Jean voulait vivre après le mariage dans la petite maison héritée de sa grand-mère, près de l’ancienne demeure de Valentine. C’est ainsi que Jean et Chloé s’étaient connus enfants, voisins. Jean avait rénové la maison, construit une tonnelle et un cabanon de jardin. Après les noces, ils emménagèrent dans leur nid.

Valentine soupirait en secret en voyant la maison de Chloé et Jean. Elle venait en visite, regardait les plates-bandes, le jardin, se souvenant de sa propre vie.

Un jour, Chloé l’emmena dans le cabanon.

— Tu peux y séjourner tout l’été, mamie. Regarde comme c’est joli ! Un parterre sous la fenêtre, des pommiers, le four à pain. Pourquoi rester dans ton appart ? Assieds-toi sur ce banc, près du puits et de la serre. Respire, écoute les oiseaux, et si tu es fatiguée, allonge-toi. Je suis là.

— C’est le paradis, ma petite.

— Une seule chose : ne travaille pas. Ne bêche pas, ne te penche pas. Rien.

Valentine promit. Elle passait ses journées au jardin, réchauffée par cette présence. Chloé et Jean partaient au travail, elle restait gardienne. Elle ouvrait la serre, arrosait les tomates et concombres à l’arrosoir d’eau tiède, cueillait les fruits, les mettait dans des cageots, nourrissait les poules, ramassait les œufs, et s’asseyait avec les chats sur le banc du cabanon. Parfois, elle préparait le dîner. Les jeunes la grondaient pour son excès de soin, mais la serraient dans leurs bras, et, après le repas, la raccompagnaient chez elle, chargée de légumes et de baies.

À sa propre surprise, Valentine se sentait beaucoup mieux. Elle avait repris des forces, un peu maigri, le visage hâlé, la tension stabilisée.

— Parce que je suis toute la journée dehors, disait-elle à ses voisines. Comme si je n’avais jamais quitté mon jardin. Chez Chloé, il y a des fleurs, des fruits : rien qu’à regarder la beauté, je me sens mieux.

Deux ans passèrent. Puis Chloé et Jean eurent des jumelles : Aline et Marine. Valentine devint l’aide précieuse, allégeant les premiers mois difficiles. Elle berçait le landau dans le jardin pendant que les petites dormaient, ou cuisinait pendant que Chloé s’occupait d’elles.

— Une petite aide de ma part, soupirait-elle, mais je fais ce que je peux. Quelle joie de voir mes arrière-petites-filles !

Isabelle et mon père venaient de la ville pour admirer les jumelles, mais repartaient vite, encore actifs. Chloé était reconnaissante que sa grand-mère soit là, en bonne santé, et si utile.

— Une aide énorme, mamie. Quand aurais-je le temps de faire la cuisine ? Et comment, autrefois, les femmes géraient-elles avec sept enfants ?

Jean aussi s’activait le soir, mais surtout aux tâches masculines, fatigué de l’usine.
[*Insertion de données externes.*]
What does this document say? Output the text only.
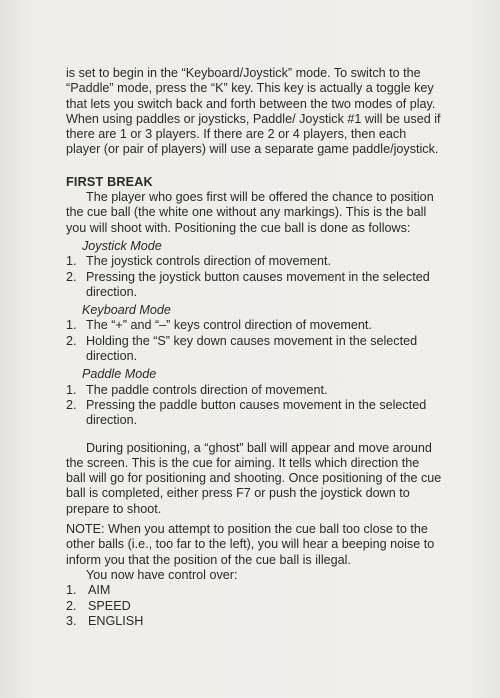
is set to begin in the “Keyboard/Joystick” mode. To switch to the “Paddle” mode, press the “K” key. This key is actually a toggle key that lets you switch back and forth between the two modes of play. When using paddles or joysticks, Paddle/ Joystick #1 will be used if there are 1 or 3 players. If there are 2 or 4 players, then each player (or pair of players) will use a separate game paddle/joystick.

FIRST BREAK

The player who goes first will be offered the chance to position the cue ball (the white one without any markings). This is the ball you will shoot with. Positioning the cue ball is done as follows:

Joystick Mode

1. The joystick controls direction of movement.
2. Pressing the joystick button causes movement in the selected direction.

Keyboard Mode

1. The “+” and “–” keys control direction of movement.
2. Holding the “S” key down causes movement in the selected direction.

Paddle Mode

1. The paddle controls direction of movement.
2. Pressing the paddle button causes movement in the selected direction.

During positioning, a “ghost” ball will appear and move around the screen. This is the cue for aiming. It tells which direction the ball will go for positioning and shooting. Once positioning of the cue ball is completed, either press F7 or push the joystick down to prepare to shoot.

NOTE: When you attempt to position the cue ball too close to the other balls (i.e., too far to the left), you will hear a beeping noise to inform you that the position of the cue ball is illegal.

You now have control over:

1. AIM
2. SPEED
3. ENGLISH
Il prenait les fillettes dans ses bras, les baignait avec Chloé, les couchait, les nourrissait.

Valentine, voyant que les jeunes parents géraient, partait plus tôt pour les laisser en paix. Elle avait besoin de sommeil : demain, il faudrait revenir, balayer la cour, nourrir les poules et les chats, préparer quelque chose de bon pour la famille. Quel bonheur de voir les yeux des petites et la joie des jeunes parents quand des tartes chaudes de mamie Valentine trônaient sur la table.
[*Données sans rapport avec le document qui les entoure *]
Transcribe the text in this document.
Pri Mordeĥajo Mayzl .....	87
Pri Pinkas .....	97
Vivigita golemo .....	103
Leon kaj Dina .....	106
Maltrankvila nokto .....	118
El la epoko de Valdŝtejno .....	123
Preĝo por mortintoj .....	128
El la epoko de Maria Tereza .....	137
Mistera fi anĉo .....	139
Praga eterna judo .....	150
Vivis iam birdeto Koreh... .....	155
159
Ce soir-là, en écrivant dans mon journal, je comprends que la force de Valentine n’est pas dans l’esquive des peines, mais dans la manière délicate de les transformer en présence. Elle m’a appris que l’indépendance n’est pas une forteresse, mais un jardin partagé. La leçon ? On ne vit pas pour soi seul, même quand on veut être libre. Le bonheur, c’est de savoir offrir ses fleurs, puis de les voir refleurir ailleurs.